Poppy Adams – Le temps des métamorphoses (The Behaviour of Moths) , traduit de l’anglais par Isabelle Chapman,  Belfond 2009, collection 10/18, 3825 pages

Deux sœurs se retrouvent au soir de leur vie dans la grande maison familiale cinquante ans plus tard. A Bulburrow Court, Virginia Stone vit recluse, et l’arrivée inopinée de sa sœur Vivien après une si longue absence la laisse désemparée. Les souvenirs affluent, et les secrets qu’elle aurait aimé laisser enfouis.

Peu à peu, se dévoilent au cours du récit, de terribles révélations qui les conduiront vers l’issue la plus fatale. L’auteure distille savamment doutes et retournement de situations : Vivien a-t-elle véritablement accompli cette terrible chute du haut de la tour ou quelqu’un l’aurait-elle poussée ? Et la mère qui glisse sur les marches humides de la cave, un simple accident ?

Virginia serait-elle un peu « spéciale » ? Manipulée à son tour par une sœur égocentrique ? Un père qui ne voit rien en dehors de ses obsessions ? Une mère qui sombre …

L’histoire se déroule sur quatre jours du vendredi au mardi. L’auteure plante minutieusement le décor, avec force détails, le lecteur ne s’aventure guère au-delà du manoir, dans un huis-clos étouffant que les critiques ont souvent comparé à l’atmosphère hitchcockienne. Le drame s’annonce dès les premières pages, et les souvenirs s’égrènent comme une litanie qui révèle les vices, les traumatismes enfouis, l’incapacité à prendre en compte les désirs de l’Autre pour ramener tout à ses propres obsessions, qui mènera chacun vers une sorte de folie ou de fureur, étouffées derrière les murs épais de ce manoir victorien d’apparence respectable.

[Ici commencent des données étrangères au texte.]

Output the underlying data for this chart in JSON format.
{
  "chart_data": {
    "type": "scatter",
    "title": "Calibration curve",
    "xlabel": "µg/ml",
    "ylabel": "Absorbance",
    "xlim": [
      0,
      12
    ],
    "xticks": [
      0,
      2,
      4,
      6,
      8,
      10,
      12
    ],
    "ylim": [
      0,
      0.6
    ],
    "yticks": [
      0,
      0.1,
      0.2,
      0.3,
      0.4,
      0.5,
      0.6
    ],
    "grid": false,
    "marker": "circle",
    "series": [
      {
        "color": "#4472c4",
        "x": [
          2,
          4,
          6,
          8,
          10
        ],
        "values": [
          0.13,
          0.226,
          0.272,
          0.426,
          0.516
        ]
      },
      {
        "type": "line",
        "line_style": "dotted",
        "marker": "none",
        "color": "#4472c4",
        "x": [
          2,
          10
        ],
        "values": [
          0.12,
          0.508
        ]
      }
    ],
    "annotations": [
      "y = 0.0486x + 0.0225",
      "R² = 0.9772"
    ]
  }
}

Les mœurs des lépidoptères illustrent parfaitement le déterminisme qui nous rend prisonniers de nos passés, à l’instar de ces insectes dont les actes répondent à des stimuli, programmés par leur instinct, et n’ont pas d’autre alternative.  La seule chose qui nous différencie d’eux est notre conscience de ce qui nous arrive.

Le père entomologiste, obsédé par ses insectes lépidoptères au point de tout leur sacrifier, la relation particulière qu’il a entretenu avec Virginia, la mère qui perd pied peu à peu, la violence entre les êtres … Le récit se métamorphose à l’instar d’un lépidoptère, mais au lieu de se transformer en une créature merveilleuse, plonge au contraire dans la noirceur des êtres, et de leur inconscient.

Il faut déplorer quelques longueurs, quelques lenteurs, mais si vous aimez les âmes noires, ce livre est pour vous.

English summary

« From her lookout on the first floor, Ginny watches and waits for her younger sister to return to the crumbling mansion that was once their idyllic childhood home. Vivien has not set foot in the house since she left, forty-seven years ago; Ginny, the reclusive moth expert, has rarely ventured outside it.

But with Vivien’s arrival, dark, unspoken secrets surface. Told in Ginny’s unforgettable voice, this debut novel tells a disquieting story of two sisters and the ties that bind – sometimes a little too tightly. »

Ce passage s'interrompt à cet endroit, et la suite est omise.